Suite au partage d'Elscode au sujet du magnifique travail de Leonard Missone, un des grands acteurs du mouvement pictorialiste engendré par des photographes amateurs qui visait à donner le statut de beaux arts à la photographie, je trouve que le débat autour de la façon d'utiliser les potentialités du traitement numérique pour aller dans ce sens pictural est intéressant : est-il pertinent d'utiliser ce traitement numérique pour "faire comme" les procédés anciens ou bien doit-on laisser à Cesar ce qui est à Cesar et utiliser le traitement numérique uniquement pour explorer d'autres voies, et lesquelles. Parce que tout de même, le mauvais goût peut vite pointer son nez, en argentique comme en numérique (exemple les nus vaporeux de David Hamilton, oui je sais là je risque de ne pas me faire que des amis  :D).

Pour moi le débat est loin d'être manichéen, en effet on peut avec bonheur mélanger les deux univers : à partir d'une image numérique on tire un transparent qu'on utilise comme négatif (ou positif) avec des procédés anciens par contact. Et ce n'est qu'un exemple.

Ensuite je pense qu'il faut considérer la part du rendu dans la pertinence de l'image : prenons une image de Missone par exemple, si on refait la même image avec nos MF préférés (argentines ou numériques) développée et tirée de façon standard, aura-t-elle la même force ? Et ensuite on peut inverser le regard, l'ami Léonard, lorsque il a pris sa photo, avait-il intégré son processus de traitement lors de la composition de son image ?

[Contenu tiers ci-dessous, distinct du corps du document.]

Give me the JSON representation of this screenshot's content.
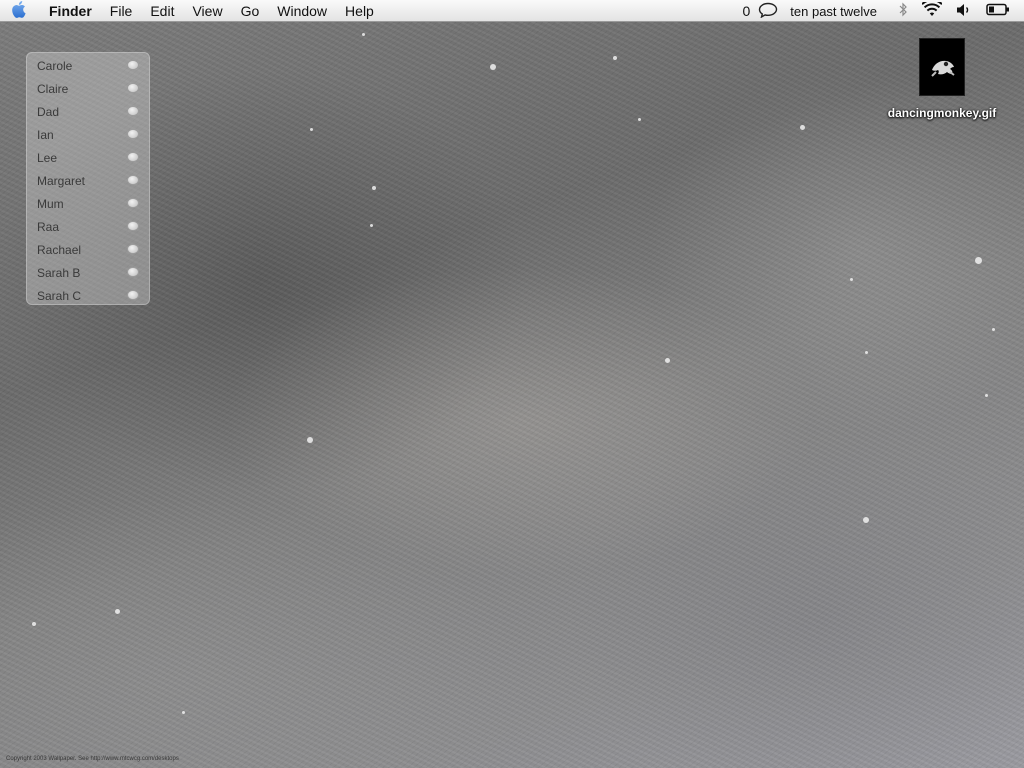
{
  "menubar": {
    "apple_icon": "apple-logo-icon",
    "app_name": "Finder",
    "menus": [
      "File",
      "Edit",
      "View",
      "Go",
      "Window",
      "Help"
    ],
    "status": {
      "chat_count": "0",
      "chat_icon": "speech-bubble-icon",
      "clock": "ten past twelve",
      "bluetooth_icon": "bluetooth-icon",
      "wifi_icon": "wifi-icon",
      "volume_icon": "volume-icon",
      "battery_icon": "battery-icon"
    }
  },
  "buddy_list": {
    "buddies": [
      {
        "name": "Carole"
      },
      {
        "name": "Claire"
      },
      {
        "name": "Dad"
      },
      {
        "name": "Ian"
      },
      {
        "name": "Lee"
      },
      {
        "name": "Margaret"
      },
      {
        "name": "Mum"
      },
      {
        "name": "Raa"
      },
      {
        "name": "Rachael"
      },
      {
        "name": "Sarah B"
      },
      {
        "name": "Sarah C"
      }
    ]
  },
  "desktop": {
    "file_icon_label": "dancingmonkey.gif",
    "credit_text": "Copyright 2003 Wallpaper. See http://www.mtcwcg.com/desktops"
  },
  "colors": {
    "menubar_top": "#fafafa",
    "menubar_bottom": "#e3e3e3",
    "apple_blue": "#3d83e0"
  }
}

En numéque on a facilement tendance à penser qu'on doit avant tout capturer le maximum d'informations possibles et ensuite "on verra". Ouais, je partage de moins en moins ce point de vue. Pour un rendu de type "photographique" (haha), passe encore. Mais dans une démarche plus pictorialiste est-ce toujours pertinent ?

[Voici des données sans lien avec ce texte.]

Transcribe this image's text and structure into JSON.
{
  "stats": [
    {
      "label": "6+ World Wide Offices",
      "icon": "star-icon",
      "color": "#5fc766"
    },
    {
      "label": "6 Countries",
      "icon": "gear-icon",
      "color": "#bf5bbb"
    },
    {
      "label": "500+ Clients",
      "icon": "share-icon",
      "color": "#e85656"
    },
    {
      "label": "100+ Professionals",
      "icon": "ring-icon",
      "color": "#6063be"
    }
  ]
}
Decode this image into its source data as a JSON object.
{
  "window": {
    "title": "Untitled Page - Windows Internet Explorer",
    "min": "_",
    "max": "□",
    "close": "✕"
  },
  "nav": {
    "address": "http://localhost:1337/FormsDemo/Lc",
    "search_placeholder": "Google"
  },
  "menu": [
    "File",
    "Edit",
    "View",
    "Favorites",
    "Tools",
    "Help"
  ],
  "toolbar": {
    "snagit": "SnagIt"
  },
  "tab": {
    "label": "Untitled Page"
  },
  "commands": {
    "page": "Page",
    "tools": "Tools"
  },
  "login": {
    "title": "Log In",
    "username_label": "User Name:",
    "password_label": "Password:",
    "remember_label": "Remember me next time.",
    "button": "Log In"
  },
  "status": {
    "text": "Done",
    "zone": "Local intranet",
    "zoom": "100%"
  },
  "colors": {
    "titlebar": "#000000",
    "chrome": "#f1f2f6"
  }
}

Bref, après "l'ubérisation" de la société, devons céder à "l'instagrammisation" de la photo ?

elscode

#1
Je vais faire des réponses courtes :

- Numérique vs procédés anciens/argentique : strictement le même combat. La démarche est un aspect plasticien, cela requiert de la recherche dans toutes les pratiques. Penser qu'il suffit de faire de l'argentique pour avoir un rendu photographique/plasticien/pictorialiste. . . c'est une illusion. Il  a aussi beaucoup de travail à engager pour trouver sa voie en argentique.

- Je ne ressent pas de besoin d'imiter en numérique ce qui existe en argentique. PAR CONTRE, je suis attaché à ce qu'il y ai une démarche plasticienne. Un rendu lisse, froid et très formaté numérique me convient rarement (ça fonctionne parfois avec certains sujets).

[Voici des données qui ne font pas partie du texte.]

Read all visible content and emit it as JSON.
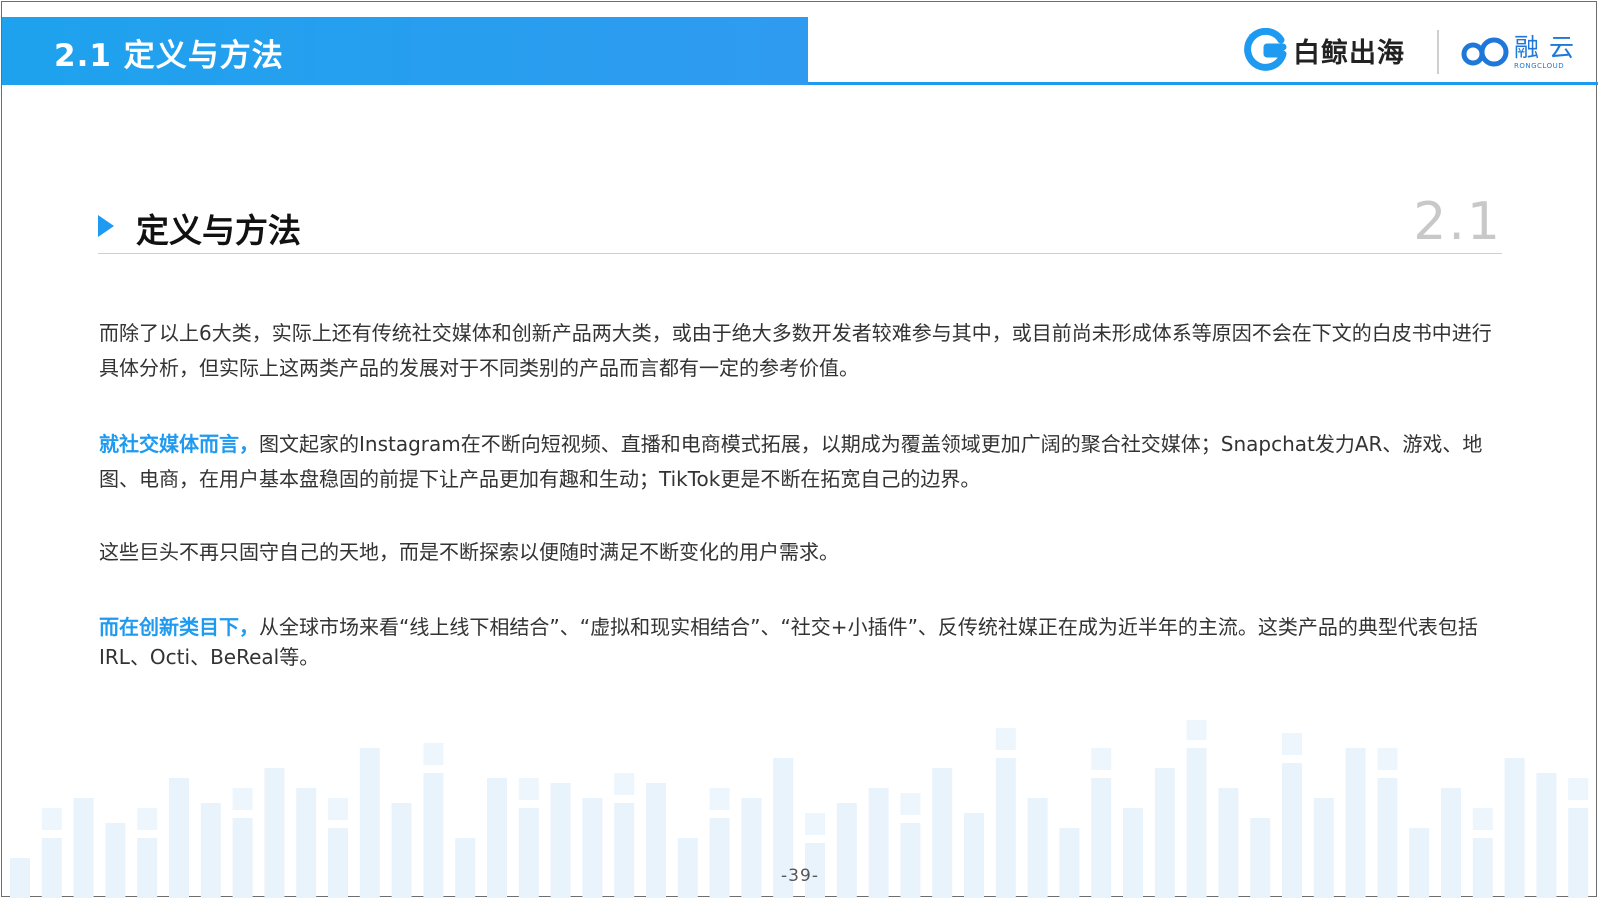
{
  "header": {
    "banner_title": "2.1 定义与方法",
    "logos": {
      "baijing_text": "白鲸出海",
      "rong_cn": "融云",
      "rong_en": "RONGCLOUD"
    },
    "accent_color": "#1e9af0"
  },
  "section": {
    "title": "定义与方法",
    "number": "2.1"
  },
  "paragraphs": {
    "p1": "而除了以上6大类，实际上还有传统社交媒体和创新产品两大类，或由于绝大多数开发者较难参与其中，或目前尚未形成体系等原因不会在下文的白皮书中进行具体分析，但实际上这两类产品的发展对于不同类别的产品而言都有一定的参考价值。",
    "p2_lead": "就社交媒体而言，",
    "p2_body": "图文起家的Instagram在不断向短视频、直播和电商模式拓展，以期成为覆盖领域更加广阔的聚合社交媒体；Snapchat发力AR、游戏、地图、电商，在用户基本盘稳固的前提下让产品更加有趣和生动；TikTok更是不断在拓宽自己的边界。",
    "p3": "这些巨头不再只固守自己的天地，而是不断探索以便随时满足不断变化的用户需求。",
    "p4_lead": "而在创新类目下，",
    "p4_body": "从全球市场来看“线上线下相结合”、“虚拟和现实相结合”、“社交+小插件”、反传统社媒正在成为近半年的主流。这类产品的典型代表包括IRL、Octi、BeReal等。"
  },
  "footer": {
    "page_number": "-39-"
  }
}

- Prise en conte du procédé dans la réflexion ? Oui bien sûr. Le rendu est un levier très fort dans la construction d'une image et de ce qu'elle doit transmettre.

- Je n'ai aucune religion numérique vs argentique. Même si à titre personnel c'est de plus en plus dans l'argentique et les procédés anciens que je trouve du plaisir à pratiquer et que je trouve l'aspect plasticien qui me plait.

elscode

- je rajoute que là où certains verront juste un effet "vieillot", j'y vois surtout un côté intemporel.

Surtout si le choix d'un procédé ancien est associé à une démarche très minimaliste et très graphique.

Ma publication "retro" est un parfait exemple de ce que je considère comme à la fois rétro, mais suffisamment intemporel grâce au minimalisme et au rendu presque "dessin".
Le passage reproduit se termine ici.